PPS President Max Stier says the organization is "proud to continue" CEG's work. PPS President Max Stier says the organization is "proud to continue" CEG's work. Partnership for Public Service photo

The Council for Excellence in Government, one of Washington's largest good-government organizations, will shut down on Feb. 16 after 25 years of operation. The majority of its staff and programs will join the nonprofit Partnership for Public Service.

The council's board of trustees authorized the move at a Feb. 9 meeting, citing the current financial climate as the reason for its demise.

"The current economic climate has made it extremely difficult to raise the funding required to continue and grow these vital programs," said John Macomber, chairman of the council's board of trustees. "Moving these programs to the Partnership will improve efficiency, increase their impact, and provide needed services to more government executives and organizations."

Lynn Jennings, the council's interim president and chief executive officer, said the organization had been having trouble meeting its operating expenses for some time. Max Stier, president of the Partnership for Public Service, said the merger would cut overall operating costs by combining the two organizations into one office space, making it easier to fund the consolidated set of programs.

"The great thing is that we're consolidating resources to achieve the same ends. I think this is something that happens all too infrequently in the nonprofit world. As a result, you have a fragmentation of effort, and that doesn't serve the best interest of the various organizations," Stier said. "We're going to build on what the council has done, and we're quite excited to have their folks."

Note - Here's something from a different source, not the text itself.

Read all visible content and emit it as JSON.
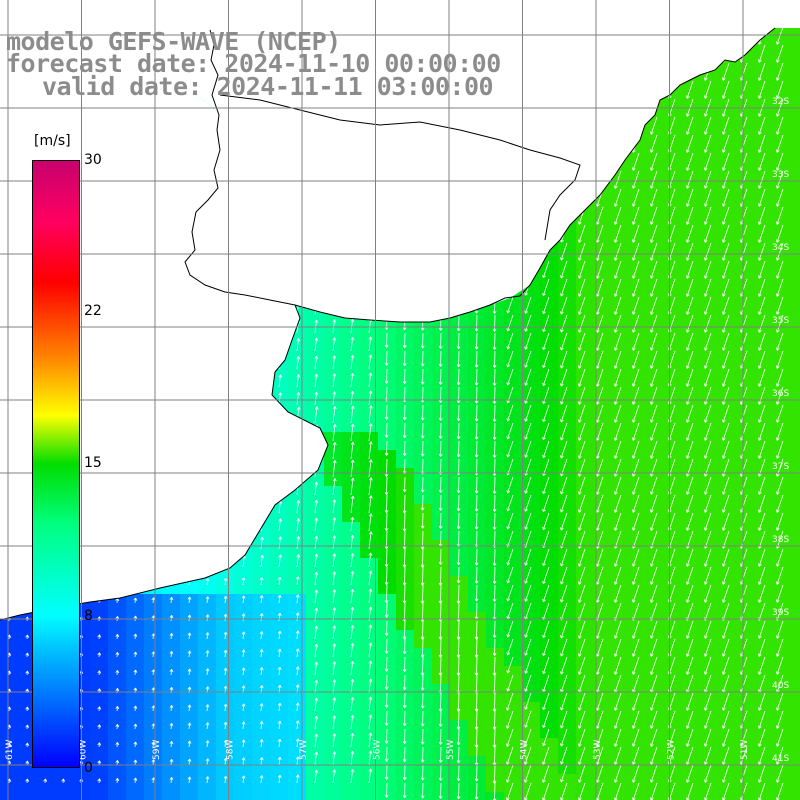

All the council's program staff will move to the Partnership on or before Feb. 16. Jennings said some of the council's administrative staff will be laid off, but the organization planned to help them search for new jobs.

The Partnership will absorb the council's Excellence in Government Fellows Program, which trains midcareer federal executives, and its Strategic Advisors to Government Executives program, which connects current and former chief information and financial officers to share data and best practices, and planned to expand to include agency chief acquisition and human capital officers. The Partnership also will administer Public Service Recognition Week.

The consolidation brings a range of prominent workforce programs under one roof, as the council's initiatives join the Partnership's Best Places to Work survey, Service to America Medals and the Call to Serve program, which promotes federal service on college campuses.

"There will not be a beat skipped in terms of transition and coordination. We've been planning this out for a few weeks," Jennings said. "The same continuity of service, continuity of coaching will remain the same. There should be no concern at all that there will be any major changes in terms of service."

This is the second time in recent years that the Partnership has absorbed another good-government group. In 2004, it merged with the Private Sector Council.